Unnamed: 0_level_0,0
1,Unnamed: 1_level_1
ali_saurusrex,68
aroseroar16,29
orangekoala2,27
a_matt_silva,18
reams_esq,16
emmyr0o,16
cacandassociates,15
danneabreanne,13
colin_storm,11
inalull,10


Figuring out how to get the data into a form that was easily usable was a bit of a challenge since the file doesn't sort anything other than each instance of a 'like,' meaning that I could not simply take the data from one column and instantly sort it out. Once I figured it out, though, the analysis became pretty simple.

From the data, it is clear that one account gets much more attention than any other, that account being ali_saurusrex with 68 liked posts. The next closest are aroseroar16 and orangekoala2 with 29 and 27 liked posts respectively. 
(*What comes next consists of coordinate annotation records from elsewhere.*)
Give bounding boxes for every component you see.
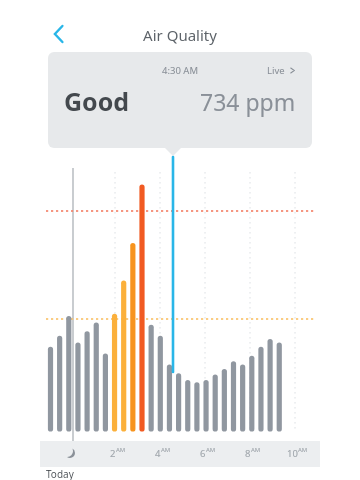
staticText: 4:30 AM bbox=[162, 64, 199, 77]
staticText: 4 bbox=[155, 447, 161, 460]
staticText: 8 bbox=[245, 447, 251, 460]
staticText: 10 bbox=[287, 447, 298, 460]
staticText: AM bbox=[116, 446, 126, 454]
staticText: 734 ppm bbox=[200, 86, 296, 117]
staticText: AM bbox=[251, 446, 261, 454]
staticText: 6 bbox=[200, 447, 206, 460]
staticText: 2 bbox=[110, 447, 116, 460]
button[interactable]: Back bbox=[44, 20, 76, 48]
staticText: AM bbox=[161, 446, 171, 454]
staticText: Live bbox=[267, 64, 285, 77]
staticText: AM bbox=[298, 446, 308, 454]
button[interactable]: 4:30 AM bbox=[48, 52, 312, 148]
staticText: Good bbox=[64, 84, 130, 118]
staticText: AM bbox=[206, 446, 216, 454]
staticText: Air Quality bbox=[0, 25, 360, 45]
staticText: Today bbox=[46, 467, 74, 480]
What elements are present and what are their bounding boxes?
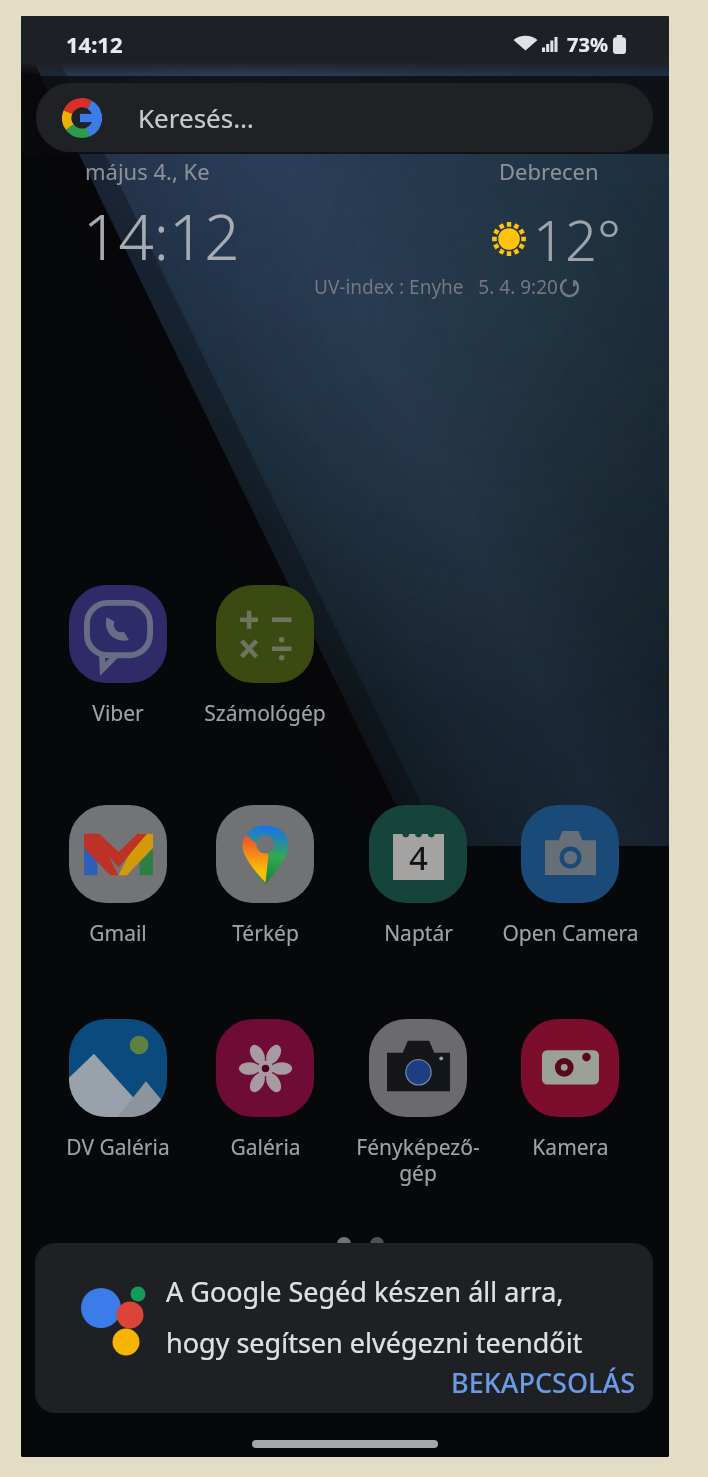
button[interactable]: A Google Segéd készen áll arra, [35,1243,653,1413]
staticText: 14:12 [66,29,123,59]
button[interactable]: 4 [342,805,494,948]
staticText: Gmail [89,919,147,948]
staticText: Naptár [384,919,453,948]
staticText: Galéria [230,1133,301,1162]
button[interactable]: Kamera [494,1019,646,1162]
button[interactable]: Open Camera [494,805,646,948]
staticText: Kamera [532,1133,609,1162]
staticText: Open Camera [502,919,639,948]
staticText: május 4., Ke [85,156,210,186]
staticText: Viber [92,699,144,728]
button[interactable]: Gmail [42,805,194,948]
button[interactable]: DV Galéria [42,1019,194,1162]
staticText: A Google Segéd készen áll arra, [166,1273,564,1310]
button[interactable]: Galéria [189,1019,341,1162]
staticText: 12° [533,201,621,277]
staticText: hogy segítsen elvégezni teendőit [166,1324,583,1361]
staticText: Számológép [204,699,326,728]
staticText: 73% [567,31,608,58]
staticText: DV Galéria [66,1133,170,1162]
staticText: Fényképező- gép [356,1133,480,1187]
staticText: UV-index : Enyhe 5. 4. 9:20 [314,274,558,300]
staticText: Térkép [232,919,299,948]
staticText: 4 [409,835,428,880]
button[interactable]: Fényképező- gép [342,1019,494,1187]
button[interactable]: Térkép [189,805,341,948]
staticText: 14:12 [83,194,240,278]
button[interactable]: Számológép [189,585,341,728]
button[interactable]: Keresés… [36,83,653,152]
button[interactable]: BEKAPCSOLÁS [439,1354,648,1411]
button[interactable]: Viber [42,585,194,728]
staticText: BEKAPCSOLÁS [451,1364,636,1401]
staticText: Keresés… [138,100,254,135]
staticText: Debrecen [499,156,599,186]
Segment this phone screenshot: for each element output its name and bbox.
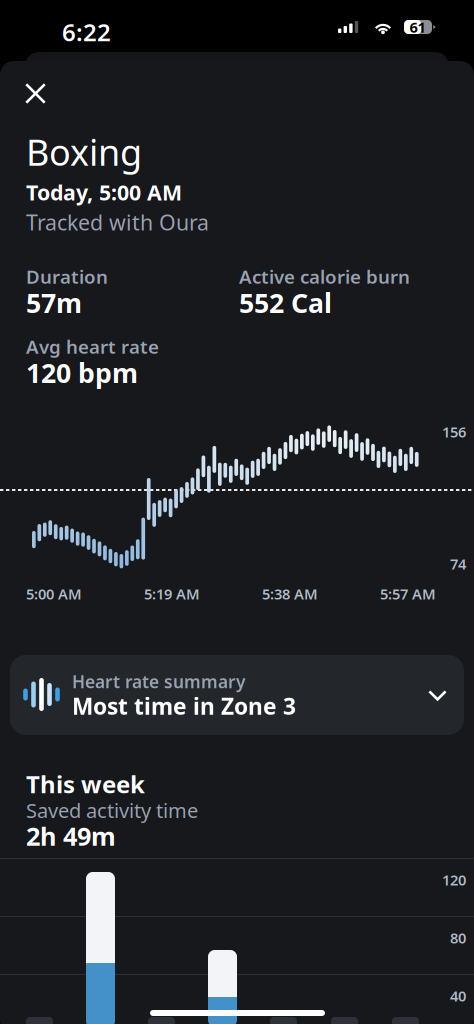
staticText: Saved activity time (26, 797, 198, 824)
staticText: 552 Cal (239, 285, 332, 320)
staticText: Boxing (26, 128, 142, 176)
staticText: Most time in Zone 3 (72, 691, 296, 721)
staticText: 57m (26, 285, 82, 320)
staticText: This week (26, 768, 145, 800)
staticText: 5:19 AM (144, 584, 200, 604)
staticText: 156 (442, 422, 466, 442)
staticText: 120 bpm (26, 355, 138, 390)
staticText: Tracked with Oura (26, 208, 209, 236)
staticText: 120 (442, 870, 466, 890)
staticText: Duration (26, 264, 108, 289)
staticText: Heart rate summary (72, 670, 245, 693)
staticText: 80 (450, 928, 466, 948)
staticText: 2h 49m (26, 819, 116, 853)
button[interactable]: Heart rate summary (10, 655, 464, 735)
staticText: 5:38 AM (262, 584, 318, 604)
staticText: 5:00 AM (26, 584, 82, 604)
staticText: 40 (450, 986, 466, 1006)
staticText: 6:22 (62, 16, 111, 48)
staticText: Active calorie burn (239, 264, 410, 289)
staticText: Avg heart rate (26, 334, 159, 359)
staticText: 61 (410, 17, 426, 37)
staticText: 5:57 AM (380, 584, 436, 604)
staticText: 74 (450, 554, 466, 574)
button[interactable]: Close (14, 72, 57, 115)
staticText: Today, 5:00 AM (26, 178, 182, 206)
I would conclude from this that my professor has the most interest in seeing what ali_saurusrex posts followed by aroseroar16 and orangekoala2. He could have anywhere from a moderate to high interest in the accounts with 9-18 liked posts, and most likely a lower interest in any account with 5 or less liked posts. With this data, I would hypothesize that a notification about one of the top 3 people on this list would be much more likely to get my professor to check Instagram, whereas someone below the top 15 would be much less likely to successfully grab his attention.

There are some clear limitations on this data that might effect the efficacy future tests/analysis, however. I only have access names and numbers with this data. I have no knowledge about the people behind these accounts or what the context of each individual 'like' was. I have no idea what was even included that caused him to 'like' the post. I am simply going off the assumption that an account that has been liked more than others would be more likely to produce desired results if used as a basis for a test. 
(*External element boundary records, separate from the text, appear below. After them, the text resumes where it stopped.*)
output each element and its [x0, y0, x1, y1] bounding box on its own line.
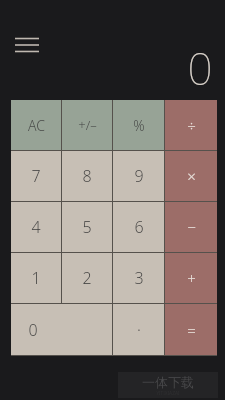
- button[interactable]: 3: [113, 253, 164, 303]
- staticText: −: [187, 217, 196, 237]
- staticText: ·: [137, 319, 141, 341]
- button[interactable]: 2: [62, 253, 112, 303]
- button[interactable]: ÷: [165, 100, 217, 150]
- staticText: 5: [82, 216, 92, 238]
- button[interactable]: 9: [113, 151, 164, 201]
- staticText: 3: [134, 267, 144, 289]
- button[interactable]: AC: [11, 100, 61, 150]
- staticText: 1: [31, 267, 41, 289]
- button[interactable]: Menu: [9, 30, 45, 60]
- staticText: 0: [28, 319, 38, 341]
- button[interactable]: −: [165, 202, 217, 252]
- staticText: 7: [31, 165, 41, 187]
- button[interactable]: 7: [11, 151, 61, 201]
- staticText: 6: [134, 216, 144, 238]
- button[interactable]: 0: [11, 304, 112, 355]
- staticText: 2: [82, 267, 92, 289]
- button[interactable]: 8: [62, 151, 112, 201]
- button[interactable]: 5: [62, 202, 112, 252]
- staticText: 0: [187, 38, 213, 98]
- button[interactable]: =: [165, 304, 217, 355]
- button[interactable]: +/–: [62, 100, 112, 150]
- staticText: +/–: [78, 116, 97, 134]
- staticText: %: [133, 116, 145, 135]
- button[interactable]: ×: [165, 151, 217, 201]
- staticText: ×: [187, 166, 196, 186]
- staticText: 一体下载: [142, 374, 194, 390]
- button[interactable]: +: [165, 253, 217, 303]
- staticText: 9: [134, 165, 144, 187]
- staticText: 8: [82, 165, 92, 187]
- staticText: =: [187, 320, 196, 340]
- staticText: ÷: [187, 115, 196, 135]
- button[interactable]: 6: [113, 202, 164, 252]
- button[interactable]: 4: [11, 202, 61, 252]
- staticText: 4: [31, 216, 41, 238]
- button[interactable]: %: [113, 100, 164, 150]
- staticText: AC: [28, 116, 45, 135]
- button[interactable]: 1: [11, 253, 61, 303]
- staticText: +: [187, 268, 196, 288]
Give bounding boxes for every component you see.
Ideally, the best next step would be to test this theory by altering the notifications received or analyzing any data that might already be collected about the successful click rates of notifications. To my knowledge, though, that data is not included in what Instagram provides (but it is most likely still being tracked). If I wanted to analyze more data to strengthen my hypothesis my next step would probably be to look at the aforementioned "connections.json" file or anything else that would show specific interactions with certain users.
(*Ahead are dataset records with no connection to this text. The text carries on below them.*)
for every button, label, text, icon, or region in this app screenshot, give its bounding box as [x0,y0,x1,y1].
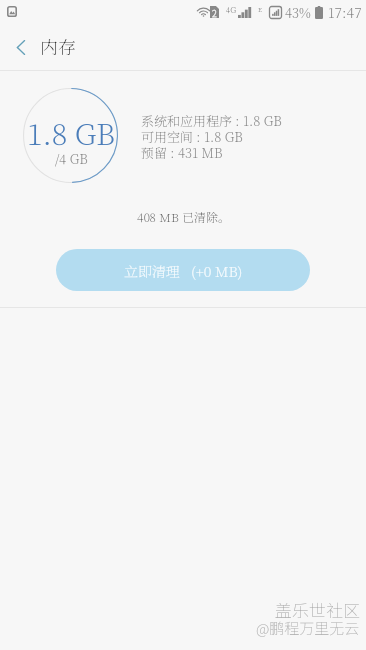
staticText: 立即清理 (+0 MB) [124,261,243,281]
staticText: 系统和应用程序 : 1.8 GB [141,111,282,130]
staticText: E [258,5,262,14]
staticText: @鹏程万里无云 [256,617,360,639]
staticText: /4 GB [55,149,88,168]
button[interactable]: Back [0,26,42,68]
staticText: 预留 : 431 MB [141,143,223,162]
staticText: 内存 [40,33,76,59]
staticText: 408 MB 已清除。 [137,208,230,225]
staticText: 43% [285,3,311,22]
staticText: 可用空间 : 1.8 GB [141,127,243,146]
staticText: 2 [212,7,217,19]
staticText: 4G [226,4,237,15]
staticText: 1.8 GB [27,112,116,154]
staticText: 盖乐世社区 [275,597,360,622]
button[interactable]: 立即清理 (+0 MB) [56,249,310,291]
staticText: 17:47 [328,2,362,22]
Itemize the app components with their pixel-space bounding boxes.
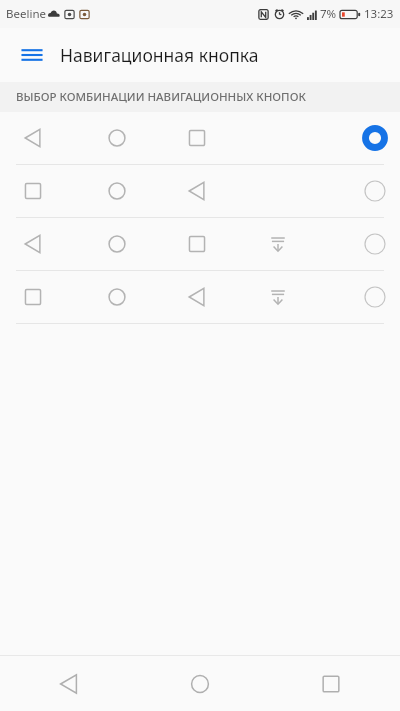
staticText: ВЫБОР КОМБИНАЦИИ НАВИГАЦИОННЫХ КНОПОК (16, 89, 306, 105)
staticText: 13:23 (364, 6, 394, 22)
button[interactable]: Open navigation menu (12, 35, 52, 75)
button[interactable]: Navigation button combination option (0, 165, 400, 218)
button[interactable]: Navigation button combination option (0, 218, 400, 271)
button[interactable]: Recent apps (307, 660, 355, 708)
staticText: 7% (320, 6, 337, 22)
button[interactable]: Home (176, 660, 224, 708)
staticText: Навигационная кнопка (60, 43, 259, 67)
button[interactable]: Navigation button combination option (0, 112, 400, 165)
staticText: Beeline (6, 6, 46, 22)
button[interactable]: Back (45, 660, 93, 708)
button[interactable]: Navigation button combination option (0, 271, 400, 324)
If I wanted to take an alternate approach entirely, though, I could use Instagram itself to find specific liked posts and try to find any patterns that emerge now knowing the context of each 'like.' Taking a look at more qualitative data directly from the app would help make a more informed decision on what would be most likely to draw the interest of the user.